The corresponding spectrum graphs show the presence and concentration of each substance, which is listed under the “Spectra” tab. These graphs provide a visual representation of the ESR spectra, allowing for easier identification and comparison of different substances present in the food sample.
Various tools, such as the following, can be used to create an intuitive user interface:
- Zoom
- Zoom Reset
- Horizontally Select
- Keep Selections
- Clear Selections
- Restore
- Save as image.
The metadata for the chosen spectra can also be viewed in the table on the left. The sample name, experimental setup and circumstances are only a few examples of the metadata.
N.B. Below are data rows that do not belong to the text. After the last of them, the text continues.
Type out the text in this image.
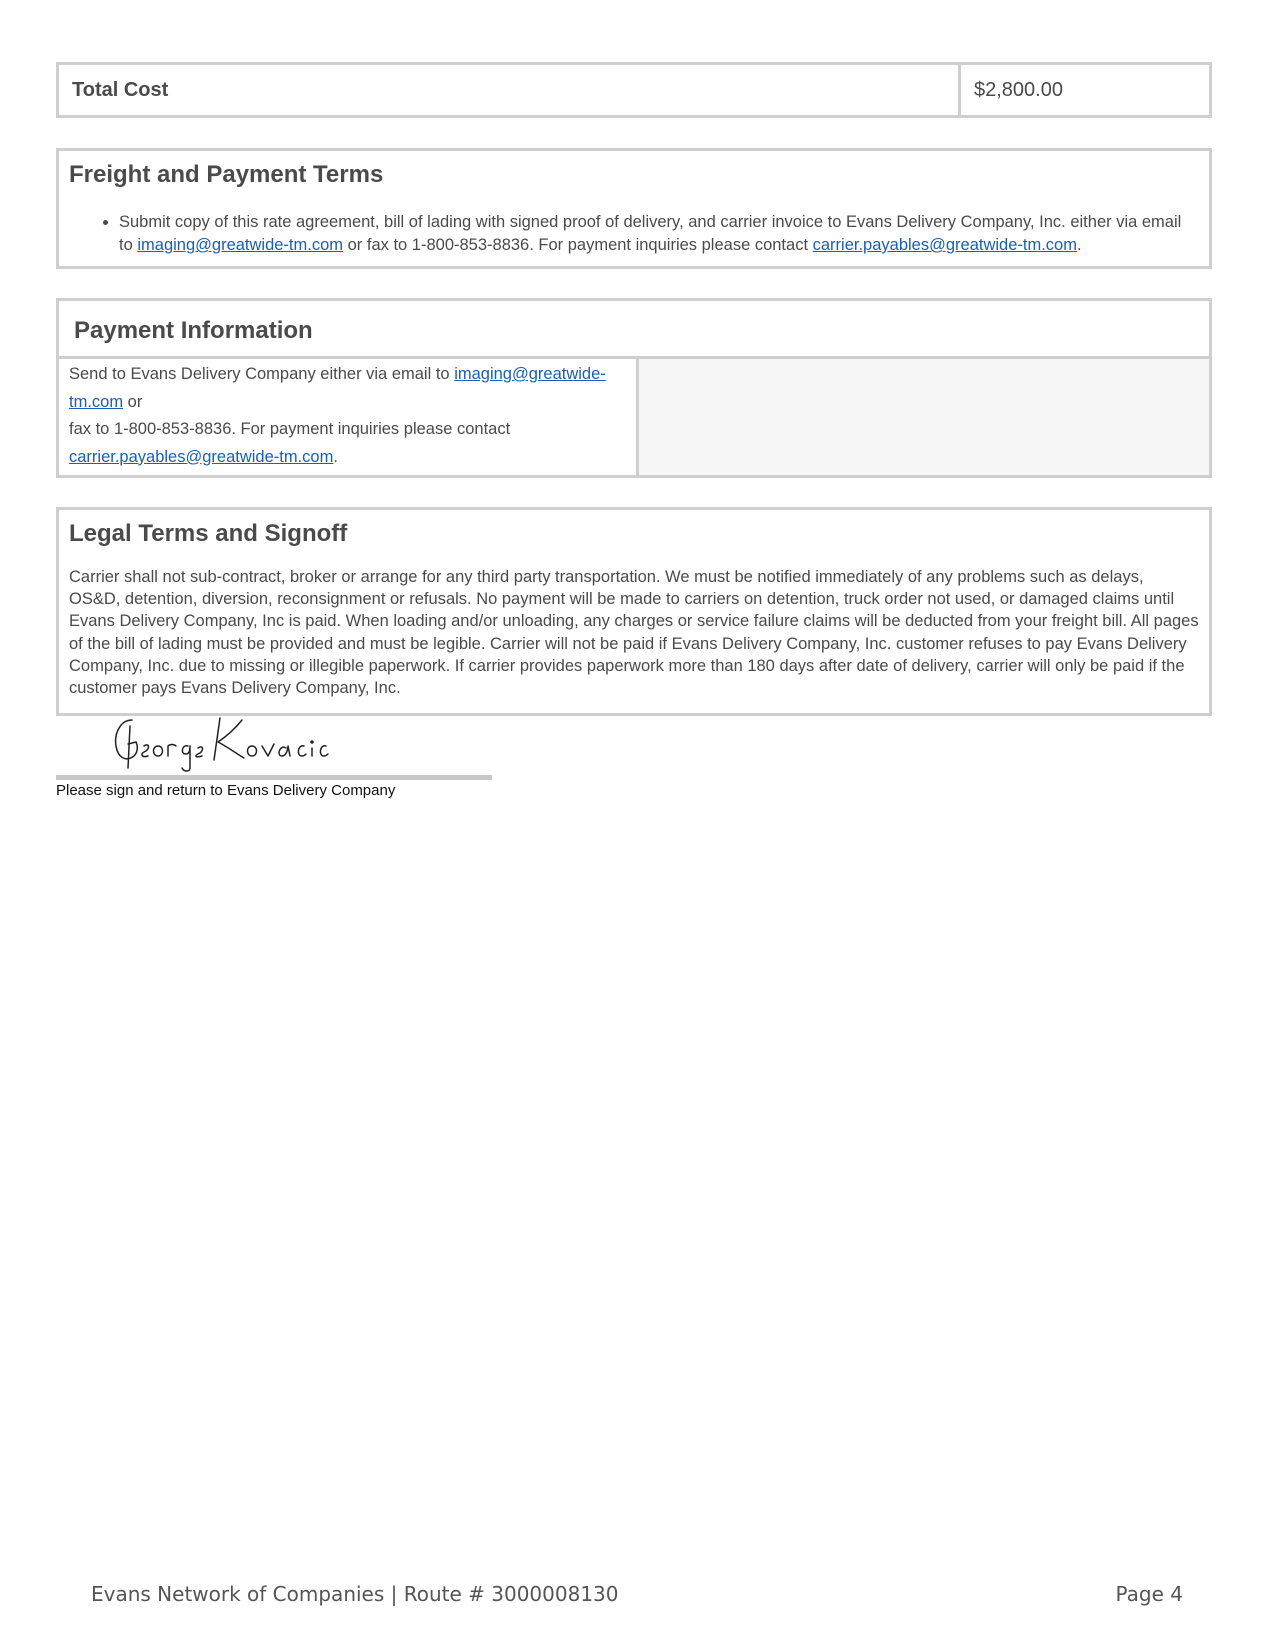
Total Cost	$2,800.00
Freight and Payment Terms
• Submit copy of this rate agreement, bill of lading with signed proof of delivery, and carrier invoice to Evans Delivery Company, Inc. either via email to imaging@greatwide-tm.com or fax to 1-800-853-8836. For payment inquiries please contact carrier.payables@greatwide-tm.com.
Payment Information
Send to Evans Delivery Company either via email to imaging@greatwide-tm.com or
fax to 1-800-853-8836. For payment inquiries please contact
carrier.payables@greatwide-tm.com.
Legal Terms and Signoff

Carrier shall not sub-contract, broker or arrange for any third party transportation. We must be notified immediately of any problems such as delays, OS&D, detention, diversion, reconsignment or refusals. No payment will be made to carriers on detention, truck order not used, or damaged claims until Evans Delivery Company, Inc is paid. When loading and/or unloading, any charges or service failure claims will be deducted from your freight bill. All pages of the bill of lading must be provided and must be legible. Carrier will not be paid if Evans Delivery Company, Inc. customer refuses to pay Evans Delivery Company, Inc. due to missing or illegible paperwork. If carrier provides paperwork more than 180 days after date of delivery, carrier will only be paid if the customer pays Evans Delivery Company, Inc.

Please sign and return to Evans Delivery Company
Evans Network of Companies | Route # 3000008130	Page 4
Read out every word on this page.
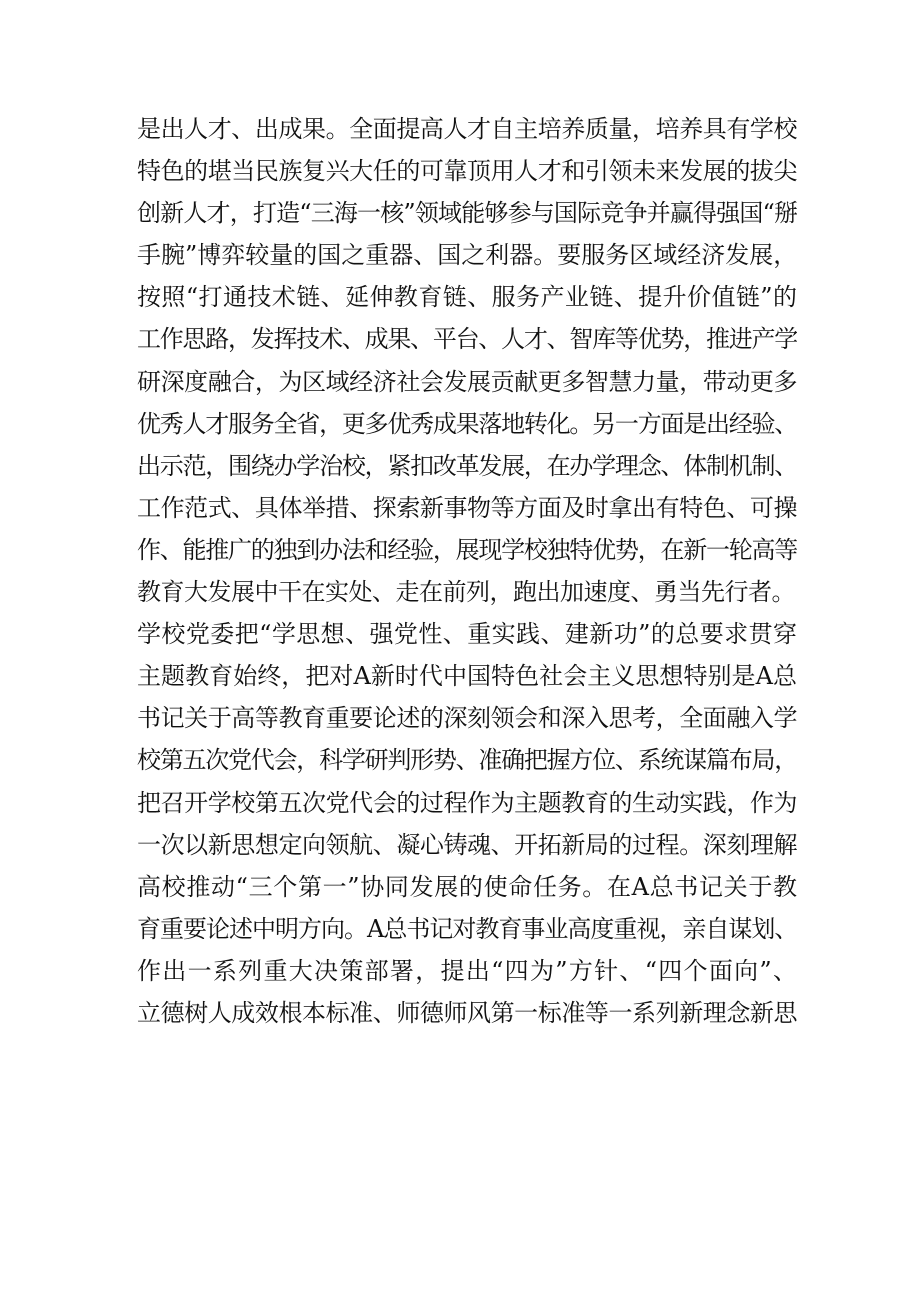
是出人才、出成果。全面提高人才自主培养质量，培养具有学校
特色的堪当民族复兴大任的可靠顶用人才和引领未来发展的拔尖
创新人才，打造“三海一核”领域能够参与国际竞争并赢得强国“掰
手腕”博弈较量的国之重器、国之利器。要服务区域经济发展，
按照“打通技术链、延伸教育链、服务产业链、提升价值链”的
工作思路，发挥技术、成果、平台、人才、智库等优势，推进产学
研深度融合，为区域经济社会发展贡献更多智慧力量，带动更多
优秀人才服务全省，更多优秀成果落地转化。另一方面是出经验、
出示范，围绕办学治校，紧扣改革发展，在办学理念、体制机制、
工作范式、具体举措、探索新事物等方面及时拿出有特色、可操
作、能推广的独到办法和经验，展现学校独特优势，在新一轮高等
教育大发展中干在实处、走在前列，跑出加速度、勇当先行者。
学校党委把“学思想、强党性、重实践、建新功”的总要求贯穿
主题教育始终，把对A新时代中国特色社会主义思想特别是A总
书记关于高等教育重要论述的深刻领会和深入思考，全面融入学
校第五次党代会，科学研判形势、准确把握方位、系统谋篇布局，
把召开学校第五次党代会的过程作为主题教育的生动实践，作为
一次以新思想定向领航、凝心铸魂、开拓新局的过程。深刻理解
高校推动“三个第一”协同发展的使命任务。在A总书记关于教
育重要论述中明方向。A总书记对教育事业高度重视，亲自谋划、
作出一系列重大决策部署，提出“四为”方针、“四个面向”、
立德树人成效根本标准、师德师风第一标准等一系列新理念新思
In order to ensure consistency and accuracy in their conclusions, researchers can use this data to track and compare results across time as this feature allows reproducibility. Additionally, the information may offer more context and insights into the experimental design, assisting with the interpretation of the spectra and improving our comprehension of the makeup of the food sample as a whole.
For precise and dependable analysis, mass spectrometry data must undergo normalization processes. These procedures entail modifying the mass spectrometry signals’ intensity to take into account technical variances and ensure sample comparability. Researchers can confidently compare and interpret findings from various experiments or studies by normalizing the data, which enables them to draw more reliable conclusions and gain new insights in the field of analytical chemistry.
Each PCA substances found in the project are listed in “Models” section after applying normalisation operations.
Cross validation process in PCA generation provides parameters that are essential for the analysis. These parameters are crucial in understanding the results and interpreting the PCA. It is recommended to hover over a specific PCA in order to obtain more detailed information about its characteristics and significance within the ESR training project.
ESR Evaluation
The goal of the ESR Evaluation module is to check spectra with PCAs previously generated using the ESR Training Module. By comparing the spectral patterns of unknown substances with the reference PCAs, the ESR Evaluation module can determine if there is a match, indicating the presence of a known substance. This evaluation process helps to ensure reliable and consistent identification and quantification of substances in various samples.
Every PCA found during an ESR training program is stored in a database and serves as a reference for future evaluations. This allows for efficient and accurate comparison of unknown spectra with known substances. Parameters generated during PCA creation as a result of PCA cross-validation are crucial in determining the validity and reliability of the PCA model. By analyzing the cross-validation results, any potential biases or errors in the model can be identified and addressed, ensuring that the evaluation process remains robust and trustworthy. To see more details, hover your cursor over a PCA.
Identical to ESR Training, all the sprectrum can be seen in “Spectra” tab. In this instance, a spectrum pass icon is an addition, though. Either a red cross (fail), a green tick (pass), or an hourglass (awaiting PCA selection) could be displayed. The R2 number must be greater than 0.99 in order to pass because a value of 1 represents a better fit and is the ideal value.
The visualisation of the results is available as an Excel sheet that displays which substance resonates with the selected PCA component. It provides a clear indication of the level of fit between the given spectrum and its approximation with the PCA. If the correlation coefficient R² is less than 0.99, it indicates that there is a significant difference between the two and the spectrum will be marked as not-fitting.